Summary— The influence of vascular endothelium on angiotensin II‐induced contraction and the underlying mechanisms in the rabbit renal artery were investigated. In endothelium‐intact preparations, angiotensin II (3–100 nM) caused a concentration‐dependent increase in tension by maximally (E max ) 0.74 ± 0.05 g. Removal of the endothelium significantly enhanced the angiotensin II‐induced contractions (E max : 3.91 ± 0.19 g). Indomethacin (10 μM) did not influence the angiotensin II‐induced contractions. Methylene blue (10 μM) and N G ‐methyl‐1‐arginine (L‐NMMA, 5 μM) significantly enhanced angiotensin II‐induced contractions by 418 ± 29% and 200 ± 14%, respectively, in endothelium intact preparations, but not in those devoid of endothelium. L‐arginine (1 mM), but not D‐arginine, reversed the L‐NMMA‐induced enhancement of the angiotensin II‐induced contraction.

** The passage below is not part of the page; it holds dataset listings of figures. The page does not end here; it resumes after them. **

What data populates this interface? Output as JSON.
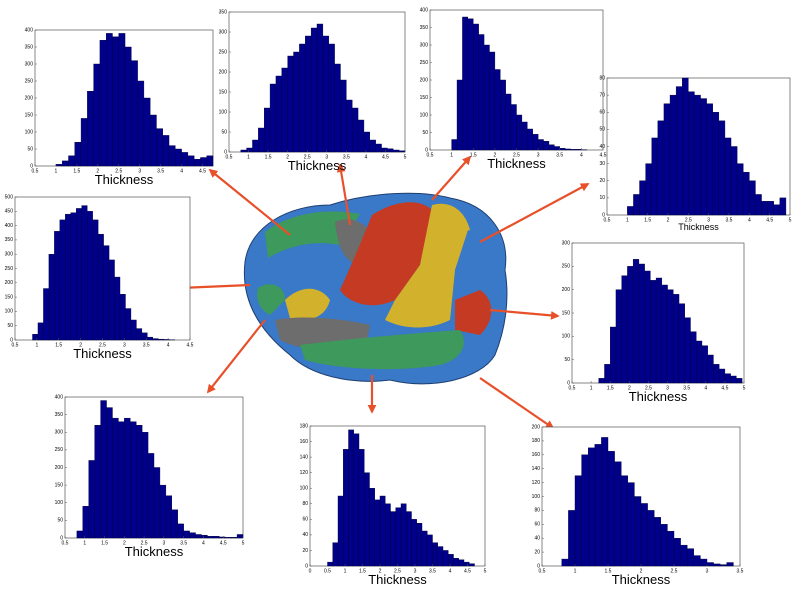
{
  "chart_data": [
    {
      "type": "histogram",
      "xlabel": "Thickness",
      "color": "#00008b",
      "bins": [
        1,
        1.15,
        1.3,
        1.45,
        1.6,
        1.75,
        1.9,
        2.05,
        2.2,
        2.35,
        2.5,
        2.65,
        2.8,
        2.95,
        3.1,
        3.25,
        3.4,
        3.55,
        3.7,
        3.85,
        4,
        4.15,
        4.3,
        4.45,
        4.6,
        4.75
      ],
      "values": [
        5,
        15,
        30,
        70,
        140,
        220,
        300,
        370,
        390,
        380,
        390,
        350,
        310,
        250,
        200,
        150,
        110,
        90,
        60,
        50,
        40,
        30,
        20,
        25,
        30
      ],
      "xlim": [
        0.5,
        4.75
      ],
      "xticks": [
        0.5,
        1,
        1.5,
        2,
        2.5,
        3,
        3.5,
        4,
        4.5
      ],
      "ylim": [
        0,
        400
      ],
      "yticks": [
        0,
        50,
        100,
        150,
        200,
        250,
        300,
        350,
        400
      ]
    },
    {
      "type": "histogram",
      "xlabel": "Thickness",
      "color": "#00008b",
      "bins": [
        0.8,
        0.95,
        1.1,
        1.25,
        1.4,
        1.55,
        1.7,
        1.85,
        2,
        2.15,
        2.3,
        2.45,
        2.6,
        2.75,
        2.9,
        3.05,
        3.2,
        3.35,
        3.5,
        3.65,
        3.8,
        3.95,
        4.1,
        4.25,
        4.4,
        4.55,
        4.7,
        4.85,
        5
      ],
      "values": [
        5,
        10,
        30,
        60,
        110,
        170,
        190,
        210,
        240,
        250,
        270,
        290,
        310,
        320,
        290,
        270,
        220,
        180,
        130,
        110,
        80,
        50,
        30,
        20,
        10,
        8,
        5,
        3
      ],
      "xlim": [
        0.5,
        5
      ],
      "xticks": [
        0.5,
        1,
        1.5,
        2,
        2.5,
        3,
        3.5,
        4,
        4.5,
        5
      ],
      "ylim": [
        0,
        350
      ],
      "yticks": [
        0,
        50,
        100,
        150,
        200,
        250,
        300,
        350
      ]
    },
    {
      "type": "histogram",
      "xlabel": "Thickness",
      "color": "#00008b",
      "bins": [
        1,
        1.125,
        1.25,
        1.375,
        1.5,
        1.625,
        1.75,
        1.875,
        2,
        2.125,
        2.25,
        2.375,
        2.5,
        2.625,
        2.75,
        2.875,
        3,
        3.125,
        3.25,
        3.375,
        3.5,
        3.625,
        3.75,
        3.875,
        4,
        4.125
      ],
      "values": [
        30,
        200,
        380,
        375,
        360,
        330,
        300,
        280,
        230,
        200,
        160,
        130,
        100,
        80,
        60,
        45,
        30,
        25,
        15,
        10,
        5,
        3,
        2,
        2,
        1
      ],
      "xlim": [
        0.5,
        4.5
      ],
      "xticks": [
        0.5,
        1,
        1.5,
        2,
        2.5,
        3,
        3.5,
        4,
        4.5
      ],
      "ylim": [
        0,
        400
      ],
      "yticks": [
        0,
        50,
        100,
        150,
        200,
        250,
        300,
        350,
        400
      ]
    },
    {
      "type": "histogram",
      "xlabel": "Thickness",
      "color": "#00008b",
      "bins": [
        1,
        1.15,
        1.3,
        1.45,
        1.6,
        1.75,
        1.9,
        2.05,
        2.2,
        2.35,
        2.5,
        2.65,
        2.8,
        2.95,
        3.1,
        3.25,
        3.4,
        3.55,
        3.7,
        3.85,
        4,
        4.15,
        4.3,
        4.45,
        4.6,
        4.75,
        4.9
      ],
      "values": [
        5,
        12,
        20,
        30,
        45,
        55,
        65,
        70,
        75,
        80,
        72,
        70,
        68,
        65,
        60,
        55,
        45,
        40,
        30,
        25,
        20,
        12,
        8,
        8,
        6,
        10
      ],
      "xlim": [
        0.5,
        5
      ],
      "xticks": [
        0.5,
        1,
        1.5,
        2,
        2.5,
        3,
        3.5,
        4,
        4.5,
        5
      ],
      "ylim": [
        0,
        80
      ],
      "yticks": [
        0,
        10,
        20,
        30,
        40,
        50,
        60,
        70,
        80
      ]
    },
    {
      "type": "histogram",
      "xlabel": "Thickness",
      "color": "#00008b",
      "bins": [
        0.9,
        1.025,
        1.15,
        1.275,
        1.4,
        1.525,
        1.65,
        1.775,
        1.9,
        2.025,
        2.15,
        2.275,
        2.4,
        2.525,
        2.65,
        2.775,
        2.9,
        3.025,
        3.15,
        3.275,
        3.4,
        3.525,
        3.65,
        3.775,
        3.9,
        4.025,
        4.15
      ],
      "values": [
        20,
        60,
        180,
        300,
        380,
        420,
        440,
        445,
        460,
        470,
        450,
        420,
        370,
        330,
        280,
        220,
        160,
        110,
        70,
        40,
        25,
        10,
        5,
        3,
        2,
        1
      ],
      "xlim": [
        0.5,
        4.5
      ],
      "xticks": [
        0.5,
        1,
        1.5,
        2,
        2.5,
        3,
        3.5,
        4,
        4.5
      ],
      "ylim": [
        0,
        500
      ],
      "yticks": [
        0,
        50,
        100,
        150,
        200,
        250,
        300,
        350,
        400,
        450,
        500
      ]
    },
    {
      "type": "histogram",
      "xlabel": "Thickness",
      "color": "#00008b",
      "bins": [
        1.2,
        1.35,
        1.5,
        1.65,
        1.8,
        1.95,
        2.1,
        2.25,
        2.4,
        2.55,
        2.7,
        2.85,
        3,
        3.15,
        3.3,
        3.45,
        3.6,
        3.75,
        3.9,
        4.05,
        4.2,
        4.35,
        4.5,
        4.65,
        4.8,
        4.95
      ],
      "values": [
        10,
        40,
        120,
        200,
        230,
        250,
        265,
        255,
        240,
        220,
        225,
        210,
        200,
        190,
        170,
        140,
        110,
        90,
        80,
        60,
        40,
        30,
        20,
        15,
        10
      ],
      "xlim": [
        0.5,
        5
      ],
      "xticks": [
        0.5,
        1,
        1.5,
        2,
        2.5,
        3,
        3.5,
        4,
        4.5,
        5
      ],
      "ylim": [
        0,
        300
      ],
      "yticks": [
        0,
        50,
        100,
        150,
        200,
        250,
        300
      ]
    },
    {
      "type": "histogram",
      "xlabel": "Thickness",
      "color": "#00008b",
      "bins": [
        0.8,
        0.95,
        1.1,
        1.25,
        1.4,
        1.55,
        1.7,
        1.85,
        2,
        2.15,
        2.3,
        2.45,
        2.6,
        2.75,
        2.9,
        3.05,
        3.2,
        3.35,
        3.5,
        3.65,
        3.8,
        3.95,
        4.1,
        4.25,
        4.4,
        4.55,
        4.7,
        4.85,
        5
      ],
      "values": [
        20,
        90,
        220,
        320,
        390,
        370,
        340,
        330,
        340,
        330,
        320,
        300,
        240,
        200,
        150,
        120,
        80,
        40,
        20,
        15,
        10,
        8,
        5,
        5,
        3,
        2,
        2,
        10
      ],
      "xlim": [
        0.5,
        5
      ],
      "xticks": [
        0.5,
        1,
        1.5,
        2,
        2.5,
        3,
        3.5,
        4,
        4.5,
        5
      ],
      "ylim": [
        0,
        400
      ],
      "yticks": [
        0,
        50,
        100,
        150,
        200,
        250,
        300,
        350,
        400
      ]
    },
    {
      "type": "histogram",
      "xlabel": "Thickness",
      "color": "#00008b",
      "bins": [
        0.5,
        0.65,
        0.8,
        0.95,
        1.1,
        1.25,
        1.4,
        1.55,
        1.7,
        1.85,
        2,
        2.15,
        2.3,
        2.45,
        2.6,
        2.75,
        2.9,
        3.05,
        3.2,
        3.35,
        3.5,
        3.65,
        3.8,
        3.95,
        4.1,
        4.25,
        4.4,
        4.55,
        4.7
      ],
      "values": [
        5,
        30,
        90,
        150,
        175,
        170,
        150,
        120,
        100,
        85,
        90,
        80,
        70,
        75,
        80,
        70,
        60,
        55,
        45,
        40,
        30,
        25,
        20,
        15,
        10,
        8,
        5,
        3
      ],
      "xlim": [
        0,
        5
      ],
      "xticks": [
        0,
        0.5,
        1,
        1.5,
        2,
        2.5,
        3,
        3.5,
        4,
        4.5,
        5
      ],
      "ylim": [
        0,
        180
      ],
      "yticks": [
        0,
        20,
        40,
        60,
        80,
        100,
        120,
        140,
        160,
        180
      ]
    },
    {
      "type": "histogram",
      "xlabel": "Thickness",
      "color": "#00008b",
      "bins": [
        0.8,
        0.9,
        1,
        1.1,
        1.2,
        1.3,
        1.4,
        1.5,
        1.6,
        1.7,
        1.8,
        1.9,
        2,
        2.1,
        2.2,
        2.3,
        2.4,
        2.5,
        2.6,
        2.7,
        2.8,
        2.9,
        3,
        3.1,
        3.2,
        3.3,
        3.4
      ],
      "values": [
        10,
        80,
        130,
        160,
        170,
        175,
        185,
        165,
        150,
        130,
        120,
        100,
        90,
        80,
        70,
        60,
        50,
        40,
        30,
        25,
        15,
        10,
        5,
        3,
        2,
        5
      ],
      "xlim": [
        0.5,
        3.5
      ],
      "xticks": [
        0.5,
        1,
        1.5,
        2,
        2.5,
        3,
        3.5
      ],
      "ylim": [
        0,
        200
      ],
      "yticks": [
        0,
        20,
        40,
        60,
        80,
        100,
        120,
        140,
        160,
        180,
        200
      ]
    }
  ]
}
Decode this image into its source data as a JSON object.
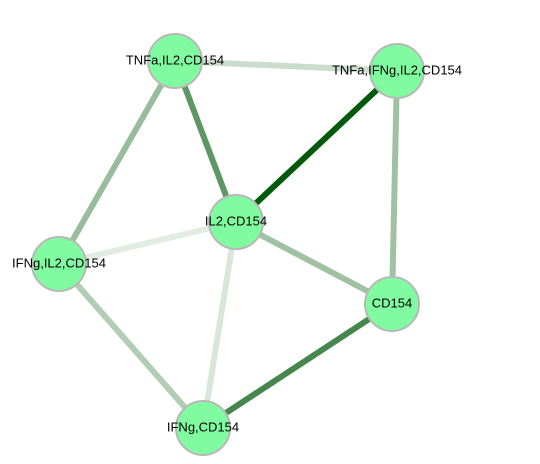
{
  "colors": {
    "background": "#ffffff",
    "node_fill": "#80fb9f",
    "node_stroke": "#b8b8b8",
    "label": "#000000",
    "edge_strong": "#005a0a"
  },
  "nodes": [
    {
      "id": "n1",
      "label": "TNFa,IL2,CD154"
    },
    {
      "id": "n2",
      "label": "TNFa,IFNg,IL2,CD154"
    },
    {
      "id": "n3",
      "label": "IL2,CD154"
    },
    {
      "id": "n4",
      "label": "IFNg,IL2,CD154"
    },
    {
      "id": "n5",
      "label": "CD154"
    },
    {
      "id": "n6",
      "label": "IFNg,CD154"
    }
  ],
  "edges": [
    {
      "source": "n2",
      "target": "n3",
      "strength": 1.0
    },
    {
      "source": "n5",
      "target": "n6",
      "strength": 0.72
    },
    {
      "source": "n1",
      "target": "n3",
      "strength": 0.62
    },
    {
      "source": "n1",
      "target": "n4",
      "strength": 0.38
    },
    {
      "source": "n2",
      "target": "n5",
      "strength": 0.35
    },
    {
      "source": "n3",
      "target": "n5",
      "strength": 0.35
    },
    {
      "source": "n4",
      "target": "n6",
      "strength": 0.28
    },
    {
      "source": "n1",
      "target": "n2",
      "strength": 0.18
    },
    {
      "source": "n3",
      "target": "n6",
      "strength": 0.12
    },
    {
      "source": "n3",
      "target": "n4",
      "strength": 0.08
    }
  ]
}
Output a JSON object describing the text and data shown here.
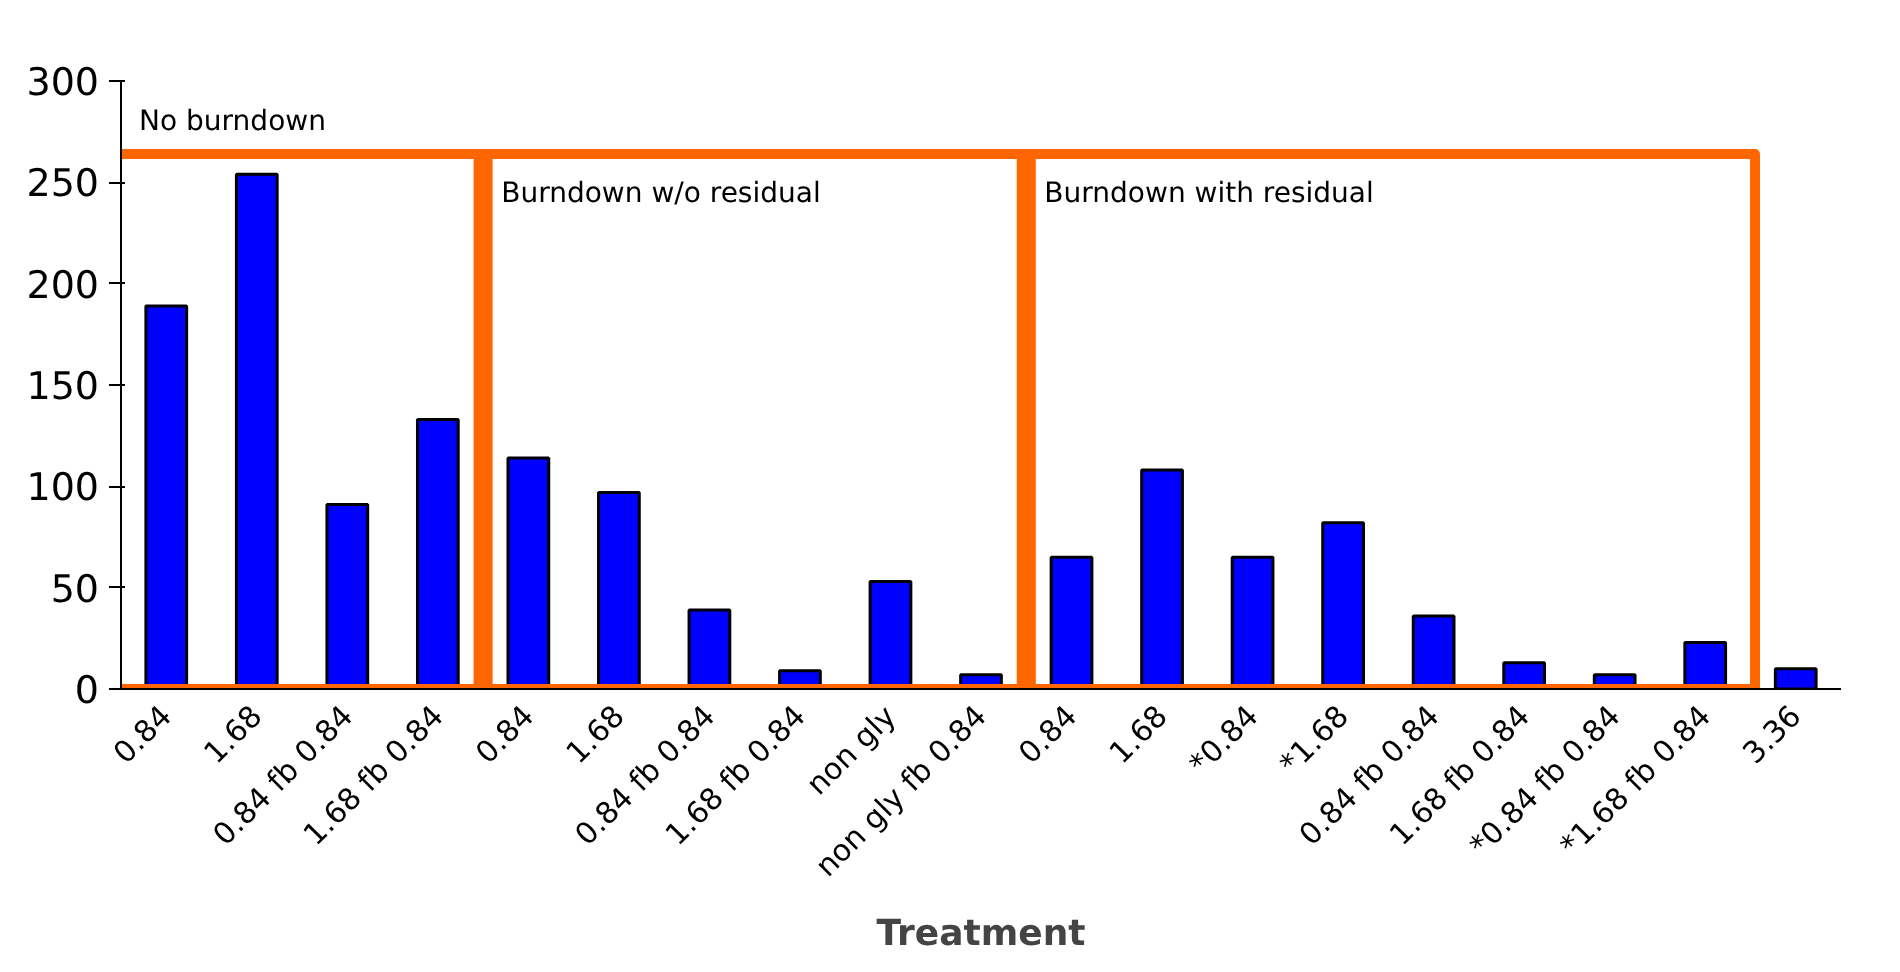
{
  "chart_data": {
    "type": "bar",
    "xlabel": "Treatment",
    "categories": [
      "0.84",
      "1.68",
      "0.84 fb 0.84",
      "1.68 fb 0.84",
      "0.84",
      "1.68",
      "0.84 fb 0.84",
      "1.68 fb 0.84",
      "non gly",
      "non gly fb 0.84",
      "0.84",
      "1.68",
      "*0.84",
      "*1.68",
      "0.84 fb 0.84",
      "1.68 fb 0.84",
      "*0.84 fb 0.84",
      "*1.68 fb 0.84",
      "3.36"
    ],
    "values": [
      189,
      254,
      91,
      133,
      114,
      97,
      39,
      9,
      53,
      7,
      65,
      108,
      65,
      82,
      36,
      13,
      7,
      23,
      10
    ],
    "color": "#0000ff",
    "ylim": [
      0,
      300
    ],
    "yticks": [
      0,
      50,
      100,
      150,
      200,
      250,
      300
    ],
    "grid": false,
    "annotations": [
      "No burndown",
      "Burndown w/o residual",
      "Burndown with residual"
    ]
  }
}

The present results suggest that angiotensin II‐induced contractions in rabbit renal artery are largely subject to the influence of the endothelium. The endothelium‐derived relaxant factor (EDRF), rather than cyclo‐oxygenase products, appears to be involved in mediating the inhibitory effects of the endothelium. Nitric oxide (NO) derived from endothelium may play a major role in inhibiting angiotensin II‐induced contractions in this preparation.